Indo-Sri Lanka relations have come under the limelight once again following President Mahinda Rajapaksa’s statements and moves by South Indian politicians to hold a pro-LTTE forum, which has been actively condemned locally.
In the strongest reaction yet to India’s contentious support to a US-sponsored resolution at the United Nations Human Rights Council (UNHRC) against Sri Lanka earlier this year, President Mahinda Rajapaksa has broken his silence by calling upon the Indian Government to have a relook at its dealings with its neighbours.
In a freewheeling interview at his Temple Trees residence, his first full-length interview since India’s vote for the resolution in March, Rajapaksa suggested that India could be abdicating its leadership role in the region. Rajapaksa, in fact, did not fully agree with India’s contention that it had helped tone down the resolution against alleged human rights abuses, saying that if India had continued with its support to Sri Lanka, there may not have been any resolution against Sri Lanka.
In response to the conference in South India, Sri Lanka’s Collective of Nationalist Organisations staged a demonstration march in Colombo over the weekend to protest the Tamil Eelam Solidarity Organisation (TESO) Conference that was scheduled to be held in Chennai by the leader of the Tamil Nadu political party DMK.
The Chairman of Sri Lanka’s Sinhala nationalist Patriotic National Movement Gunadasa Amarasekera had called the TESO Conference an attempt by India’s Tamil Nadu politicians to divide the country and is launched with the support of the Central Government of India.

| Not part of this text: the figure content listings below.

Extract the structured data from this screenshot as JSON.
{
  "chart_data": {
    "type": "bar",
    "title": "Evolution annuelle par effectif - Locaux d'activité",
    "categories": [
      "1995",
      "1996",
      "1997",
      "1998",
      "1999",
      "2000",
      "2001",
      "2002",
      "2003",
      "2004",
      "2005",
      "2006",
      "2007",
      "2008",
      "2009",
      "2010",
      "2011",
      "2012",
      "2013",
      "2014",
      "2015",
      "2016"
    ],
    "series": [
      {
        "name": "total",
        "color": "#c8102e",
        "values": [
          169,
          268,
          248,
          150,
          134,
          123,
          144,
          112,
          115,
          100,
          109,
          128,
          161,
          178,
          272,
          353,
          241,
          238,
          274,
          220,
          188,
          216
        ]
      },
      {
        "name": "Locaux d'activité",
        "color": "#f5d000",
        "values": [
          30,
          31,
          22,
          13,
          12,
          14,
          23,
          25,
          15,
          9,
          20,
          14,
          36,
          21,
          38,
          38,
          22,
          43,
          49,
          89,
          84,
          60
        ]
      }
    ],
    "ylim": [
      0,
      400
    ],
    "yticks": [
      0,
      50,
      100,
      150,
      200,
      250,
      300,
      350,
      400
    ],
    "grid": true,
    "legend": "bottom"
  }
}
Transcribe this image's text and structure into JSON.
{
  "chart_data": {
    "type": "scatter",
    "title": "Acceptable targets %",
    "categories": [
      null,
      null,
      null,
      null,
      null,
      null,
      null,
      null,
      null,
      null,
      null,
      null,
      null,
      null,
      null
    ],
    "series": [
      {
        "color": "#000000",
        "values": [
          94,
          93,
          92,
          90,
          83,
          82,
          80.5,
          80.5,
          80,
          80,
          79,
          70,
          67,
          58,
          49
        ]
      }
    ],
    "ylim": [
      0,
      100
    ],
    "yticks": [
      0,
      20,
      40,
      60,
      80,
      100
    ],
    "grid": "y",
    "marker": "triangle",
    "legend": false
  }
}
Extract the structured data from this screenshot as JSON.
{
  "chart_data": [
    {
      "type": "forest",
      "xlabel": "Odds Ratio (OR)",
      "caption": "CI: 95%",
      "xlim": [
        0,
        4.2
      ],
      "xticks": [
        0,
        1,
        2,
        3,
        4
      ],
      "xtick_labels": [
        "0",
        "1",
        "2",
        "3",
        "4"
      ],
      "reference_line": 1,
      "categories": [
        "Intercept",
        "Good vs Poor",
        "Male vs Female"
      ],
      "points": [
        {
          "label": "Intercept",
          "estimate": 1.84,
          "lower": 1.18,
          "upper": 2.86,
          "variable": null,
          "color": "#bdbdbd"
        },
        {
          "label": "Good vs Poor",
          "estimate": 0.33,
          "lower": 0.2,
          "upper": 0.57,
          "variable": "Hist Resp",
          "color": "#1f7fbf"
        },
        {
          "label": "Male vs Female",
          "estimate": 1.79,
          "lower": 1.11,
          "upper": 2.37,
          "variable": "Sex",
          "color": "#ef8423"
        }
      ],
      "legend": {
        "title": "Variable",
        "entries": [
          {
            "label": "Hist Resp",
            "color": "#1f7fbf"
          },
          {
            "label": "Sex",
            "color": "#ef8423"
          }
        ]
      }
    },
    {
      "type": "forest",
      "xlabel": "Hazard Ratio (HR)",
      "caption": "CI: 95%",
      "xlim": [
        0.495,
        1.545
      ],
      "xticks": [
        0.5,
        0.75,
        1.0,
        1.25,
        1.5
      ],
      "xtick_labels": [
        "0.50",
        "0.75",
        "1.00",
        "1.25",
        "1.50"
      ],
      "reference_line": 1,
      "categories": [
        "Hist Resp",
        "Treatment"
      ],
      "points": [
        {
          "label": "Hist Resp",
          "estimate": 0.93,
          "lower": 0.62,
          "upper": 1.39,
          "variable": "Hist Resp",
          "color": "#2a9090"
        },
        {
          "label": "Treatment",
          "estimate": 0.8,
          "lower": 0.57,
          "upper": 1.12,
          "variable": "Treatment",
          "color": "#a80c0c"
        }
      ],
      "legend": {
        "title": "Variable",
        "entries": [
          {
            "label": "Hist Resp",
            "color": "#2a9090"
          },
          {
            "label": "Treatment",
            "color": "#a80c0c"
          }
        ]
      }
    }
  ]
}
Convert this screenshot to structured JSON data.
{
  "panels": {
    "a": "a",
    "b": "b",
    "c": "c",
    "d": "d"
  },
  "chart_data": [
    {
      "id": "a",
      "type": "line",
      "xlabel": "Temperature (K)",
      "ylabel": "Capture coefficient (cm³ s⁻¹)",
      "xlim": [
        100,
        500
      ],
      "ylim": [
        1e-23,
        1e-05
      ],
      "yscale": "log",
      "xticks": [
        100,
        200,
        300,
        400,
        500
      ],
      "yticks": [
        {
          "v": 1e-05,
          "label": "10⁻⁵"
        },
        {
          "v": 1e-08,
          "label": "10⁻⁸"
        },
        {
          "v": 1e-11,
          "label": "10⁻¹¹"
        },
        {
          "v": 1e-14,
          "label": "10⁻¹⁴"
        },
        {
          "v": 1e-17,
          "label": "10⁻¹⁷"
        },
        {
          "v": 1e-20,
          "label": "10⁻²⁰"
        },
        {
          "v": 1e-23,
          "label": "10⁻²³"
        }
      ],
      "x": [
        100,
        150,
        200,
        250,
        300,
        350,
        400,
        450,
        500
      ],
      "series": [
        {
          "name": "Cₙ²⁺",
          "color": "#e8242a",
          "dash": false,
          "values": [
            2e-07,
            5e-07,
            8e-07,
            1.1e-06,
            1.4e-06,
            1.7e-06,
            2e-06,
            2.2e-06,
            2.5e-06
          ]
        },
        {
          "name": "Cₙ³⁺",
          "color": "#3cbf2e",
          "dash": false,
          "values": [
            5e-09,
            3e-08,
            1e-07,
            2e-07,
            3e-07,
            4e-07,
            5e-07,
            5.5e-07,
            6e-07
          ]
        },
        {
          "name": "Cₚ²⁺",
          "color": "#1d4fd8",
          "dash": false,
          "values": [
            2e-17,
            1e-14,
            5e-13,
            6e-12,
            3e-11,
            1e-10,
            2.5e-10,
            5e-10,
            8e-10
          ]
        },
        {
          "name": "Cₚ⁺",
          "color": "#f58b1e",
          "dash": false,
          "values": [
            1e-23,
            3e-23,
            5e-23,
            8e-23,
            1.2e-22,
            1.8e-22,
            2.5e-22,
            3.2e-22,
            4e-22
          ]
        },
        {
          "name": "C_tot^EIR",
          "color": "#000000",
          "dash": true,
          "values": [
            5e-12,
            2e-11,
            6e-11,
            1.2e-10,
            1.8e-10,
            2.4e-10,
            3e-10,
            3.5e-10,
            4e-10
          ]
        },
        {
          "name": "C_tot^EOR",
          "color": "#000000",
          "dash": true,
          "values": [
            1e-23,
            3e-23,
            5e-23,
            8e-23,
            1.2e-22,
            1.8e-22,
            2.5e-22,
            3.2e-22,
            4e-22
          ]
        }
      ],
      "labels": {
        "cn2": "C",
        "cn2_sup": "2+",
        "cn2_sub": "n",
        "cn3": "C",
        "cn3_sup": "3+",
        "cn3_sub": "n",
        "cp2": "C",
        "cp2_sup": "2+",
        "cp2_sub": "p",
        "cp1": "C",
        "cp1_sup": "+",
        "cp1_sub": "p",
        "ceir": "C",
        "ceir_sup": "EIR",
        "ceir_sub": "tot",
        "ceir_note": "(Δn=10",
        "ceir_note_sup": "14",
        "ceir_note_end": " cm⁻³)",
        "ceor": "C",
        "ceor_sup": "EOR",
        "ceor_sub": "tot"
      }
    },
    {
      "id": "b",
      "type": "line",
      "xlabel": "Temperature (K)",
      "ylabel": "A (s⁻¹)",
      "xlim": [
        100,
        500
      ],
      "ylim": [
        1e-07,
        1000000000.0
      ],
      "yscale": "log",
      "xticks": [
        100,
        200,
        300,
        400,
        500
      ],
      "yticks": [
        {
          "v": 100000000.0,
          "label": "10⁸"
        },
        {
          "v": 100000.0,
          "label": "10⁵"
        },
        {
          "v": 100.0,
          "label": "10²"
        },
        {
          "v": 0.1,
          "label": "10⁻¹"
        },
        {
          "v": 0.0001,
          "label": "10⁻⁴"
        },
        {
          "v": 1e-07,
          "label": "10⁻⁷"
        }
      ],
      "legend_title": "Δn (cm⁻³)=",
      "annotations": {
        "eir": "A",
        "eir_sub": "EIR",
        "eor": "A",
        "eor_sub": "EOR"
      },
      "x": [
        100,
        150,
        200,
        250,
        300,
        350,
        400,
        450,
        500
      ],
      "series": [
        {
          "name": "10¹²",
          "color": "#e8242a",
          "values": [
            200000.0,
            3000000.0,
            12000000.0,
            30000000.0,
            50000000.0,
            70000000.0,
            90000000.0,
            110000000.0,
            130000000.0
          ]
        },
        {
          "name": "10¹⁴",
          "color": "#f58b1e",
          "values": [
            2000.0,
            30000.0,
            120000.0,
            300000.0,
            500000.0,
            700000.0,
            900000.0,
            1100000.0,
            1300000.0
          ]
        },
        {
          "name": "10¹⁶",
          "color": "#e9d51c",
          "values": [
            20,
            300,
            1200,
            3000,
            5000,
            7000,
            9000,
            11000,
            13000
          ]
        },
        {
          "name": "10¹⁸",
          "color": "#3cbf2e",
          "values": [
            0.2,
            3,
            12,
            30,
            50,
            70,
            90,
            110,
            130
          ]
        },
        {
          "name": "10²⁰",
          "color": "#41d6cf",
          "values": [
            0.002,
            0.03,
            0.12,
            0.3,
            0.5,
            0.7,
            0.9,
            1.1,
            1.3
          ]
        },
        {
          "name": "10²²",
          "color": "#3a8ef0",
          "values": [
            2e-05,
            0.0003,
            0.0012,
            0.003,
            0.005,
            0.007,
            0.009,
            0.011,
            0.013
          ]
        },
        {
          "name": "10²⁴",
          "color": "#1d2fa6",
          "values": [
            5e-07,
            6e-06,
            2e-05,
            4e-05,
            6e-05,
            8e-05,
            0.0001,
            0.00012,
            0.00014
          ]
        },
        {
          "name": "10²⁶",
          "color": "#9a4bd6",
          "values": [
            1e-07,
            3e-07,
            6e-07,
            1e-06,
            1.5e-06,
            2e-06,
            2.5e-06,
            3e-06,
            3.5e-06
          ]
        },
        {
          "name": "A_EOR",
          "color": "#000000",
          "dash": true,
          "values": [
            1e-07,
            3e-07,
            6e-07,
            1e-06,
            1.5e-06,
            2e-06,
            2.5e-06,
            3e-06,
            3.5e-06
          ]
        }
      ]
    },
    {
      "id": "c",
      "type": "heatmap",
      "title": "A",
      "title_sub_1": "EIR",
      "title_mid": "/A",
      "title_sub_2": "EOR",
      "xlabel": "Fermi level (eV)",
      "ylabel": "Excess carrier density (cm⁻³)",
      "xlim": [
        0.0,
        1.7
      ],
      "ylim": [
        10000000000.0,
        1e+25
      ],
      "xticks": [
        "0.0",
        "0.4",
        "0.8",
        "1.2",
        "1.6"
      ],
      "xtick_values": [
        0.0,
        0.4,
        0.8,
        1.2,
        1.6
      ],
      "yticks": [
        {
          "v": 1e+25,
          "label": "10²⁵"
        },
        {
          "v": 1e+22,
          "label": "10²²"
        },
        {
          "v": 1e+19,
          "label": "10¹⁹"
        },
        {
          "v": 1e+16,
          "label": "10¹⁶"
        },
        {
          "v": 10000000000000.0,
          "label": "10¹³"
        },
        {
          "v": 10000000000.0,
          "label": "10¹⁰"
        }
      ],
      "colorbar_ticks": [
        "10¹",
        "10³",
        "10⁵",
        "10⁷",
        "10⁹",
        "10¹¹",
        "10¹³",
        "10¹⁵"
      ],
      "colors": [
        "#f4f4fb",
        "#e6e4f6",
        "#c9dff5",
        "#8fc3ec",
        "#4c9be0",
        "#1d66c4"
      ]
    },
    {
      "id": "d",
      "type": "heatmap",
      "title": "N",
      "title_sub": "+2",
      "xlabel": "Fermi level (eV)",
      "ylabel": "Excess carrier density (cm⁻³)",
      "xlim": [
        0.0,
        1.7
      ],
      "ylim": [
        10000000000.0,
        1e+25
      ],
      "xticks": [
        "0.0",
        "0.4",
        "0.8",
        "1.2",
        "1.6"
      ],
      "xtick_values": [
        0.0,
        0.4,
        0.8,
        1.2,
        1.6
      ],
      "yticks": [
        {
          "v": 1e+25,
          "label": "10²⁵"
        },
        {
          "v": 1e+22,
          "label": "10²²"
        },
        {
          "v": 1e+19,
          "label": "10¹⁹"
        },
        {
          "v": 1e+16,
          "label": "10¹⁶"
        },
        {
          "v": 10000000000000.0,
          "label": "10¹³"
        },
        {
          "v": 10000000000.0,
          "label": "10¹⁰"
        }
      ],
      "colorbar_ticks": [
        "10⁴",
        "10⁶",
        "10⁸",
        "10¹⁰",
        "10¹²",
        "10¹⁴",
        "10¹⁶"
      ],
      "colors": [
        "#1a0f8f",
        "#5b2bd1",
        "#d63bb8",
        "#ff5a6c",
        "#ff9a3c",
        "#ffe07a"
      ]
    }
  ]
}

The Patriotic National Movement was an active participant of the agitation held last morning before the Indian High Commission in Colombo in protest of the TESO conference. The activists carrying placards and shouting slogans marched to the High Commission and set fire to effigies of DMK Leader M. Karunanidhi and Sri Lanka’s Tamil National Alliance Leader R. Sampanthan.
The Chairman of the Sinhala nationalist organisation linked to Government coalition party National Freedom Front added that their doubt was proved by the Central Government of India allowing the use of the word ‘Eelam,’ which means a ‘separate homeland,’ with the conference.
India’s Central Government on Saturday reversed its earlier edict and told the court that it had no objection to using the word ‘Eelam,’ in the title of the conference, which will undoubtedly raise questions in Sri Lanka.
India will always remain a strong ally of Sri Lanka and while it has over the past few weeks made strong inroads on the economic from with the tour of the Commerce Minister Sharma, there are political tensions that will surface on actions such as the conference. At a sensitive point when Sri Lanka is attempting to rebuild after three decades of war, there will be grave concern if India does not support its neighbour in its peace building efforts.
For the past three year Sri Lanka and India have had strong relations on solving the ethnic issue with many delegations and visits exchanged. While these interactions may not have been entirely satisfactory, firing up the situation would also not lead to sustainable or positive relations between the two countries.
Traditionally tense relations with South India do reflect on the Central Government and more needs to be done on both sides if Sri Lanka is to maintain its hard-won peace.